企業の経営再建をめぐる話題を見ていると、投資ファンドが当然のように登場します。最近では名門企業の東芝がファンドのてのひらでコマのようにくるくる回され、その惨状をみて悲しい思いをしました。新興企業でいえば、ビッグモーターでしょうか。損保ジャパンのトップ辞任にまで発展した自動車保険金の不正請求事案を引き起こした企業です。誇張されて吹聴されているのかもしれませんが、杜撰な経営やハラスメント行為にはただただ驚きます。企業再生が得意なファンドが仲介して伊藤忠商事を巻き込み、伊藤忠が主導して会社再建に取り組みます。
再生ファンドは東芝、ビッグモーターで活躍
もっとも、企業として存続する価値があるのか甚だ疑問です。ファンドの立場からすればマネーがぐるぐる回れば、収益が上がります。結果オーライかもしれませんが。
様々なM&Aなどで舞台回しのように登場する投資ファンド。価値が大幅に低下した企業を買収し、その後に企業再建に成功し、株式を再上場すれば巨額の利益を手にします。ファンド経営の基軸です。株式を上場している企業が対象かと考えていたら、勘違いでした。再生案件として学校法人も視野に入っているようです。日本中にいつも多くの話題を提供する週刊誌の記事で知りました。
自閉症教育で知られる学園の運営を握る
その再生ファンドの主宰者が自閉症の生徒と健常児を一緒に教育することで長い実績を持つ学園の運営を握り、生徒や親御さんらと学園の運営について揉めています。ファンドが傘下に収めた企業の中にはテレビなどで盛んに広告する「メガネ式ルーペ」を生産し、大ヒットさせています。広告宣伝費は100億円を投じていると公表していますが、巨額の経費を使っても利益を捻出できるのですから、再生ファンドのトップとしては凄腕なのでしょう。自らは日本でも有数の金持ちだと学園の集まりで家族らにアピールしているそうですから、ものすごい資産があるようです。
学園運営の実権を握るため、まず1億円を寄付して理事職を獲得。直近、理事長にも就任しました。理事会を監督する評議員についても理事長の家族や利害関係者らが就任し、理事会と評議員会が足並みをそろえる体制を敷きました。再生ファンドで企業を買収し、経営権を握る術を熟知しているだけに、手際が素晴らしい。噂話を聞いているだけで、プロのファンドマネジャーだとわかります。
教育現場で発達障害などは喫緊の課題
この再生ファンドのホームページを見ると、東芝など名門企業を標的にせず中堅クラスを取り込んでいるようです。
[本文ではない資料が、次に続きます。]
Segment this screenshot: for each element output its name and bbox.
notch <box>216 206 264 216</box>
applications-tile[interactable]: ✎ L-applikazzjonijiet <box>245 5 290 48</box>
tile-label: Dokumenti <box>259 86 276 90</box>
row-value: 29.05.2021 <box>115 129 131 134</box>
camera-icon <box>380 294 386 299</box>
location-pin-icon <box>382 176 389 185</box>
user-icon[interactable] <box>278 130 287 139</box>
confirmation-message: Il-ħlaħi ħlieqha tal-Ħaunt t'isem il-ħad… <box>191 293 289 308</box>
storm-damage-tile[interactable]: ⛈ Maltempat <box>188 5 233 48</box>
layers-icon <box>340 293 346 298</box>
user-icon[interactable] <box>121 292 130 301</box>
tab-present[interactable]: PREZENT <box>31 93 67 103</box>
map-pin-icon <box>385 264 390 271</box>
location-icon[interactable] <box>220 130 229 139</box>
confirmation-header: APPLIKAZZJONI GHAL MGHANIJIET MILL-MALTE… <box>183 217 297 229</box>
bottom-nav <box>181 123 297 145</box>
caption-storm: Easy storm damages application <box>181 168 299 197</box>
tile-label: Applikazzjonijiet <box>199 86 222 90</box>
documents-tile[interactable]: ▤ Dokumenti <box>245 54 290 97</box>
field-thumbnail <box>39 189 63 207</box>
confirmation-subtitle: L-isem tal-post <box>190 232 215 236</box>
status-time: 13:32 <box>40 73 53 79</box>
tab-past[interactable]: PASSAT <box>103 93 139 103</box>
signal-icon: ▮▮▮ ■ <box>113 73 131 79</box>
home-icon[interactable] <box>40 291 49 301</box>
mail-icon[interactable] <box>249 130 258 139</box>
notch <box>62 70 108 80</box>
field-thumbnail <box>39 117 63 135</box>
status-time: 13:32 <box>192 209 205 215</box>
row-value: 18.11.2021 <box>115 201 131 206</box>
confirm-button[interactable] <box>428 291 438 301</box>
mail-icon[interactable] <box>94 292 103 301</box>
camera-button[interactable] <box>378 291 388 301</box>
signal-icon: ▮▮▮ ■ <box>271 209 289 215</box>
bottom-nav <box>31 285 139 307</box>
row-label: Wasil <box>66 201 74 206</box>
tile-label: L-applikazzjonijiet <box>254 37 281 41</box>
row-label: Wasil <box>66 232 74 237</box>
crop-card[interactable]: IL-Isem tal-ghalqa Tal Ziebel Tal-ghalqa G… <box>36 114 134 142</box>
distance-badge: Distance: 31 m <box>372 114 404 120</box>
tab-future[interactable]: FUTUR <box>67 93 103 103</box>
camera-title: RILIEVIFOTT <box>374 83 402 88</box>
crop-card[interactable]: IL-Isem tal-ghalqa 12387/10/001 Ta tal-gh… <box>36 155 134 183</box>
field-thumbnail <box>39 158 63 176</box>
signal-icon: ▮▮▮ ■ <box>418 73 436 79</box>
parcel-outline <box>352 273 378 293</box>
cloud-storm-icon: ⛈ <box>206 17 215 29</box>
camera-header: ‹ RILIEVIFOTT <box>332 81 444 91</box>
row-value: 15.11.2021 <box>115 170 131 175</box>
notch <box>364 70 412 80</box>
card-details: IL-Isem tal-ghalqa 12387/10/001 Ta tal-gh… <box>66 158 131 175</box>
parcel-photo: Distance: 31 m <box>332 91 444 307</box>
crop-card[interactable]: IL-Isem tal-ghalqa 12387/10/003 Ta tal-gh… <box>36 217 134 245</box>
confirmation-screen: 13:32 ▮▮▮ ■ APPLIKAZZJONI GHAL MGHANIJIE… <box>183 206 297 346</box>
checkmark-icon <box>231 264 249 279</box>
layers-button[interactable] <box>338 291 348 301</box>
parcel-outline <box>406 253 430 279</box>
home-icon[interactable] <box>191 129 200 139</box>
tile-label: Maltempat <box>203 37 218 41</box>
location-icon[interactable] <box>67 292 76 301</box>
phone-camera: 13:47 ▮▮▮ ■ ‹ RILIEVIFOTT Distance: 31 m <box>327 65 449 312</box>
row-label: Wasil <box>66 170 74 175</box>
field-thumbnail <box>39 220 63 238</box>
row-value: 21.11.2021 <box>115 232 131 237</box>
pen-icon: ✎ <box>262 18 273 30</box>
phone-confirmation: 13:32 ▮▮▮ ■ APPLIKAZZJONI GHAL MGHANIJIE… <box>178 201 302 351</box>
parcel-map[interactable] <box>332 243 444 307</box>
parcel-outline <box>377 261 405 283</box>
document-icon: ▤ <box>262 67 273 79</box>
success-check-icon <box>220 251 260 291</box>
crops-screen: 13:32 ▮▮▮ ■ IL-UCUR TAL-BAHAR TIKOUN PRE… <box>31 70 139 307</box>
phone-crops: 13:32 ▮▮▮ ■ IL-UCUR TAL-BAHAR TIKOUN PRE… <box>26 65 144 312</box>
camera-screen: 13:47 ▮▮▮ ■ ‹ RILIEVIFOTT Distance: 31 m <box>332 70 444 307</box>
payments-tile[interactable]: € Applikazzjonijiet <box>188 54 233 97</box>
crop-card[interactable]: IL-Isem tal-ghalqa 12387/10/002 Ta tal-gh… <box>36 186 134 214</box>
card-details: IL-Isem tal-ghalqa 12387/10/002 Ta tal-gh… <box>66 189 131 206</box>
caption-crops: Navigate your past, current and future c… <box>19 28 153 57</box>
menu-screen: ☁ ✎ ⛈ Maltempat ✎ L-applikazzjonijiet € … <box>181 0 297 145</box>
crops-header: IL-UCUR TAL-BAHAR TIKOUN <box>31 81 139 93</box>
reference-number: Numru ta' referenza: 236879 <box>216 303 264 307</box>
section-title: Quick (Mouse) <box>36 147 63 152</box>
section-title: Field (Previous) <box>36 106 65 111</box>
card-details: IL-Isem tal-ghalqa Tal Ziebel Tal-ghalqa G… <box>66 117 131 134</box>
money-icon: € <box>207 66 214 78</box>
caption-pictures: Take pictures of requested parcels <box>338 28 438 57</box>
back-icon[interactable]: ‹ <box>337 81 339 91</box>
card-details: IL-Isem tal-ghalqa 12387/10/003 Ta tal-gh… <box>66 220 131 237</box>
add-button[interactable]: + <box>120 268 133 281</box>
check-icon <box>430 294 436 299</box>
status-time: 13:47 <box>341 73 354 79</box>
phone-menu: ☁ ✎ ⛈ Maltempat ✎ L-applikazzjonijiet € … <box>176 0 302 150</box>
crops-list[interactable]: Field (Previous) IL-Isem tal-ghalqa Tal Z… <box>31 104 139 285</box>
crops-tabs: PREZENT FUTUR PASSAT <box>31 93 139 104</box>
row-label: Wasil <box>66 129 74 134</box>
文化事業にも注力しています。山梨県の美術館を上場企業から買収して自らの名前を冠した美術館にリニューアル。同様に美術界の新人育成に向けて、こちらも自身の名前を付けた賞を創設して、支援しています。再生ファンドで培った経験とノウハウで収益に直結しないと見られる美術の世界を支援しているのでしょうか。
学校教育も同じ延長線上にあるのでしょうか。教育現場では発達障害などで学習や行動などの面で困難を抱える子どもたちは8・8%に上ると文部科学省が202年12月に公表しています。子育て政策を加速する政府にとって喫緊の課題となっています。
先ほどの再生ファンドの主宰者は自閉症を抱える子どもを対象にした小中高の教育で評価を高めていた学園の運営を手にした訳ですから、学習や行動などで困難を抱える教育に対し自身の考えを持っているはずです。再生ファンドが収益にばかり目を奪われいるわけではなく、ESGやSDGsの観点から社会貢献を果たそうと考えているのかもしれません。独自の視点から課題に向けた糸口をどう提示するのか楽しみです。
伝説の投資家はESG投資を否定
もっとも、ファンドとESGは両立するのかといえば、やはりかなりの難問のようです。2005年の長者番付1位にもなった伝説のファンドマネジャーと評された清原達郎さんが「ESG投資は全くナンセンス」とネットメディアのインタビューで断言しています。環境問題などは複雑すぎて投資のポートフォリオを設計するのが難しく、結論を見い出せないのが理由だそうです。個人資産は800億円を超える実績を持つ人物だけに、説得力があります。
学校経営の手腕を眺める価値は?
果たして再生ファンドの主宰者は、自閉症と健常児の混合教育で知られる学園をどう変えていくのでしょうか。ファンドと美術、そして教育は別の世界と考えているかもしれません。ただ、ファンドマネジャーとして積み上げた実績を教育にどう活かすのか。その経営手腕をファンドとESG投資の試金石として眺める価値はあると考えています。